Il vigente Regolamento Edilizio del Comune di Milano (art. 12) ha fatto propri questi principi imponendo ai proprietari obblighi di manutenzione e decoro per evitare degrado, occupazioni abusive e pericoli per sicurezza e incolumità e prevedendo la possibilità di interventi autoritativi, di carattere – necessariamente – espropriativo.

Il Monitoraggio del Politecnico dimostra che per attuare interventi di recupero non sono sufficienti gli obiettivi legislativi e i programmi amministrativi, soprattutto in tempi di incertezze sullo sviluppo della collettività, che portano anche a ristrettezze economiche; allora: che fare? È ormai comune sentire che l’attività di pianificazione non ha solo la funzione di disciplinare le potenzialità edificatorie in rapporto alle proprietà, ma è chiamata a garantire l’armonico sviluppo del territorio nel rispetto dei bisogni collettivi, della natura dei luoghi e di un modello di sviluppo sostenibile.

In questo modello è essenziale la collaborazione con i privati; non a caso la Legge regionale n. 12/2005 (art. 2) afferma che il governo del territorio si caratterizza anche per la partecipazione diffusa di cittadini e associazioni e per la possibile integrazione dei contenuti della pianificazione da parte dei privati. La partecipazione dei privati alla pianificazione si giustifica con la funzione sociale della proprietà. Si tratta, in buona sostanza, di incentivare – anziché strumenti ablatori costosi per le finanze pubbliche – procedimenti di “urbanistica contrattata”, che incentivino il recupero e il miglioramento, da parte dei proprietari, del patrimonio immobiliare esistente.

Il titolo abilitativo degli interventi deve quindi rappresentare il punto di equilibrio tra il principio di libertà della scelta del proprietario e il bene comune perseguito dalla pubblica amministrazione.  Si tratta di trovare degli strumenti – in una visione strategica dello sviluppo della città –  capaci di coniugare le esigenze di riqualificazione urbana, con quelle di sostenibilità economico-finanziaria degli interventi rispetto al mercato e le esigenze temporali di assunzione delle decisioni. La recente esperienza del periodo dell’esposizione universale, ad esempio, ha dimostrato come gli usi temporanei possano rappresentare uno strumento efficace di riuso della città in attesa dell’avvio di piani e programmi complessi.
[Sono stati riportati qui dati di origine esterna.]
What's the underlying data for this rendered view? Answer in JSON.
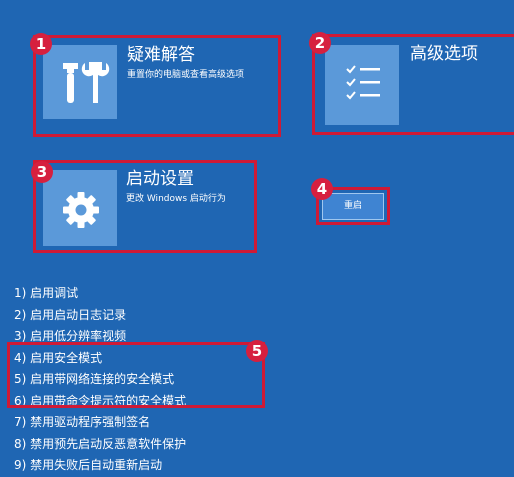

Su tutto si impone un patto di reciproca  e leale collaborazione, che passa attraverso  una semplificazione sostanziale – e non formale – dei procedimenti amministrativi, grazie a un’Amministrazione capace di condurre tempestivamente i procedimenti verso le decisioni e una capacità propositiva ed elaborativa degli operatori privati.